Les entreprises qui sont confrontées à une série de chocs dans la chaîne logistique résultant de la pandémie et des fermetures, de la guerre en Ukraine et de l’inflation croissante, ont fait tout leur possible pour réagir.

De Tesla au fabricant de vêtements Shenzhou International en passant par Texas Instruments, les entreprises tentent de se réorganiser. Elles ont cessé la production et l’embauche de collaborateurs ou les ont fait tourner à plein régime. Afin d’accroître leur capacité de résistance et de remédier aux retards et aux pénuries chez les sous-traitants, elles ont augmenté leurs stocks ou ont dépensé beaucoup d’argent pour des mises à niveau technologiques. Il ne s’agit pas simplement de démondialisation. L’ampleur et l’étendue des réactions modifient les réseaux et le comportement des sous-traitants dans des proportions qui font que la «remondialisation» est peut-être un terme plus approprié pour les changements que nous observons.

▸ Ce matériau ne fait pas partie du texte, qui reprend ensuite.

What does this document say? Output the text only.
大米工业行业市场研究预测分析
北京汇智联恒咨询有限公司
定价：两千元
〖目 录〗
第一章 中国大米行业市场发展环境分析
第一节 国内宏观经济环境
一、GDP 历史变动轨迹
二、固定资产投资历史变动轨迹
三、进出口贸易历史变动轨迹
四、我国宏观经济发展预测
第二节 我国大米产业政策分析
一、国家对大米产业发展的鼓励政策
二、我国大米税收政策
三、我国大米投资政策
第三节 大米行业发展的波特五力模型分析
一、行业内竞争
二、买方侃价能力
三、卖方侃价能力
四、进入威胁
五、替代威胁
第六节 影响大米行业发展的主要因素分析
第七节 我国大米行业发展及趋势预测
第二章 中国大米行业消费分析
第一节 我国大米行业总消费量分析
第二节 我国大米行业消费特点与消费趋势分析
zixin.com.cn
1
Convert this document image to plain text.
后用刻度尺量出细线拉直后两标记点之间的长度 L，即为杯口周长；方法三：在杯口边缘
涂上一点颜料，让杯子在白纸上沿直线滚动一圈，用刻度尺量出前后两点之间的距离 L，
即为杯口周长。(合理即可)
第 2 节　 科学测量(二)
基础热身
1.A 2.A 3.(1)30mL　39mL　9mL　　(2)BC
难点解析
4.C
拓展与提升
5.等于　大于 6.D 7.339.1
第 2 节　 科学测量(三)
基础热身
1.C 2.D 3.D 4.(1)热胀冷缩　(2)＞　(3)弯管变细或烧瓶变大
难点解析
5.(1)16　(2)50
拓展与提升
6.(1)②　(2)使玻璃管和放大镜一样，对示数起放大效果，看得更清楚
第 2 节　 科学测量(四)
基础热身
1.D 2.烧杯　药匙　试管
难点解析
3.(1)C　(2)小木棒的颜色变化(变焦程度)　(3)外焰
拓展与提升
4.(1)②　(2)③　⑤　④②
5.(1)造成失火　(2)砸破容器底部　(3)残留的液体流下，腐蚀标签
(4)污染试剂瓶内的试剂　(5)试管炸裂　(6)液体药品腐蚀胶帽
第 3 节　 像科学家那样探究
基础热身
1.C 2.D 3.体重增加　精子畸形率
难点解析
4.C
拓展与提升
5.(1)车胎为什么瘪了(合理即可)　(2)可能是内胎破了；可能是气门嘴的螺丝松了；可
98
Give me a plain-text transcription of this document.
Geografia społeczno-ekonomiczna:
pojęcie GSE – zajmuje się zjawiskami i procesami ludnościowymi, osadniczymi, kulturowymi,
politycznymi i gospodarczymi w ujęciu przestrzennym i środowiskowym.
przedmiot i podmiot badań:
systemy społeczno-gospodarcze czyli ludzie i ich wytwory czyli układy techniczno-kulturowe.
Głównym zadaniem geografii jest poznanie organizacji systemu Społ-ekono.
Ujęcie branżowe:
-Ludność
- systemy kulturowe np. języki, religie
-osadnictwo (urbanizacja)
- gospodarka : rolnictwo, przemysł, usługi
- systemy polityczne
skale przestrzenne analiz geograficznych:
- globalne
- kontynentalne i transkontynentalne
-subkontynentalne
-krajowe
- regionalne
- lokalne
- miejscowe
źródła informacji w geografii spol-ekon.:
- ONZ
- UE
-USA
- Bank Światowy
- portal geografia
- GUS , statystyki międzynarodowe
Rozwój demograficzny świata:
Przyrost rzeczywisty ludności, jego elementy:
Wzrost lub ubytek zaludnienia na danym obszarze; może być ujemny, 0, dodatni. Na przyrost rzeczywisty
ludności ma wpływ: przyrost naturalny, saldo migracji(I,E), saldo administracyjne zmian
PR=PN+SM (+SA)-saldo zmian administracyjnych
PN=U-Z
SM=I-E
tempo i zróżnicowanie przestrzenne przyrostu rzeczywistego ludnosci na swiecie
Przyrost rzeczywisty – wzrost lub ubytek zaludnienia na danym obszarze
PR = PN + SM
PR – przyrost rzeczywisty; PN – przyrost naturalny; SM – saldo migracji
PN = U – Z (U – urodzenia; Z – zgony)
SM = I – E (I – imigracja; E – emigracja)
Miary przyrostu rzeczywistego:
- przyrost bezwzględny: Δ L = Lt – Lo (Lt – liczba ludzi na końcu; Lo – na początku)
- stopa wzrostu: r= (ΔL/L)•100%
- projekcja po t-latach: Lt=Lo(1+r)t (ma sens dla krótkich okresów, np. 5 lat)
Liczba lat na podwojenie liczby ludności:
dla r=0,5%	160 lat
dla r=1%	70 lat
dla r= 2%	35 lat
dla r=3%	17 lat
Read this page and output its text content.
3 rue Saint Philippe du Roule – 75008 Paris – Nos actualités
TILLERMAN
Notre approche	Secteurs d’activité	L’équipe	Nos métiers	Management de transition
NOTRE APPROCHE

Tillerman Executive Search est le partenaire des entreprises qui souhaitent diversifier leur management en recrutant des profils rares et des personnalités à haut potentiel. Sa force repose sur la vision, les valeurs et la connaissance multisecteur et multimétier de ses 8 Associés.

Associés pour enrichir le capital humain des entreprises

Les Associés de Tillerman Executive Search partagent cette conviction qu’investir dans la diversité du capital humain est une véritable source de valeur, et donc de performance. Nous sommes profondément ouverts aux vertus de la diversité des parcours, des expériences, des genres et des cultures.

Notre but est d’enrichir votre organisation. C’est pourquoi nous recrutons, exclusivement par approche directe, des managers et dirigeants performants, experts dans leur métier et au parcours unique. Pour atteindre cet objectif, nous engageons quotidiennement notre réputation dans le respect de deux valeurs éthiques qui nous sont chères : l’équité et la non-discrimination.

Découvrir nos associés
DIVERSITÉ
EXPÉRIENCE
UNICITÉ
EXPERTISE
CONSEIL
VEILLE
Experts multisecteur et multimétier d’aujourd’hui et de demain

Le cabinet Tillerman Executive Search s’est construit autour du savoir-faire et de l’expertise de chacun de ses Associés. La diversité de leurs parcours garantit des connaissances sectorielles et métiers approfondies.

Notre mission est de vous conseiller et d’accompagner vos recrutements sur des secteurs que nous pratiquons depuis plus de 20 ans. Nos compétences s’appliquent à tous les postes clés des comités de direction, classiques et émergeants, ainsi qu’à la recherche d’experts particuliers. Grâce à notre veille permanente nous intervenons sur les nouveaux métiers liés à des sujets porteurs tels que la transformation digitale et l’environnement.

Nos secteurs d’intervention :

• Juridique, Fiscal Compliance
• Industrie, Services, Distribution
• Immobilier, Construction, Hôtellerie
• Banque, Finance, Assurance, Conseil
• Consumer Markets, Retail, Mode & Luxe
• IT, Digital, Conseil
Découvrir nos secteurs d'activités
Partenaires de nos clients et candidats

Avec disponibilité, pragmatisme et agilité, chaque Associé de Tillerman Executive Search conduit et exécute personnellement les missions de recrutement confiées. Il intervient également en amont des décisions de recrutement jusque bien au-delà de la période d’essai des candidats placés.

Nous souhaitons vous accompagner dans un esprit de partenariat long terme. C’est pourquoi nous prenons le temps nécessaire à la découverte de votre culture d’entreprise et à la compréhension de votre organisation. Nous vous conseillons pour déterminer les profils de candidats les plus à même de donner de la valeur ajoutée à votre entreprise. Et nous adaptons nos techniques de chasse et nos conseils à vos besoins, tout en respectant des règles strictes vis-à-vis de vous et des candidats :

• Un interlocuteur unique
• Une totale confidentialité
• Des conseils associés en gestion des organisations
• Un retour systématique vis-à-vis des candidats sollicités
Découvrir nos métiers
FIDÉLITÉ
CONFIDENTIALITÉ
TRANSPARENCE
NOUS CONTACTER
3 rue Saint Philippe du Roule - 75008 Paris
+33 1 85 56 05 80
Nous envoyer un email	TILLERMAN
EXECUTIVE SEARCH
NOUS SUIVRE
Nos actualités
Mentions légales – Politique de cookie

Aucun marché n’a été épargné par les turbulences mondiales: ainsi, même les entreprises chinoises ont par exemple réorganisé leurs chaînes logistiques pour être moins dépendantes de la production sur le continent. Dans une enquête réalisée début mars, 74% des analystes de Fidelity International ont évoqué la pandémie et 70% la pénurie de matières premières comme principale cause des perturbations dans les chaînes logistiques de leurs entreprises. L’escalade des hostilités en Ukraine a encore accentué les défis auxquelles sont confrontées les chaînes logistiques partout dans le monde.

Et maintenant?

Ce n’est pas la première fois que des experts affirment que les enjeux actuels signifient la mort de la mondialisation. Nous pensons que ce n’est pas le cas. En partant des observations sur place effectuées par le réseau mondial des analystes de Fidelity International, notamment dans les centres de production asiatiques, la mondialisation est bien vivante et en bonne santé, bien qu’elle traverse des mutations rapides. Alors que les effets à court terme sont évidents, nous constatons que les entreprises sortent de la crise actuelle avec des réseaux de sous-traitants réorganisés, plus diversifiés, qui les rendront plus résistantes aux chocs externes à long terme. C’est ce que nous voulons dire par remondialisation.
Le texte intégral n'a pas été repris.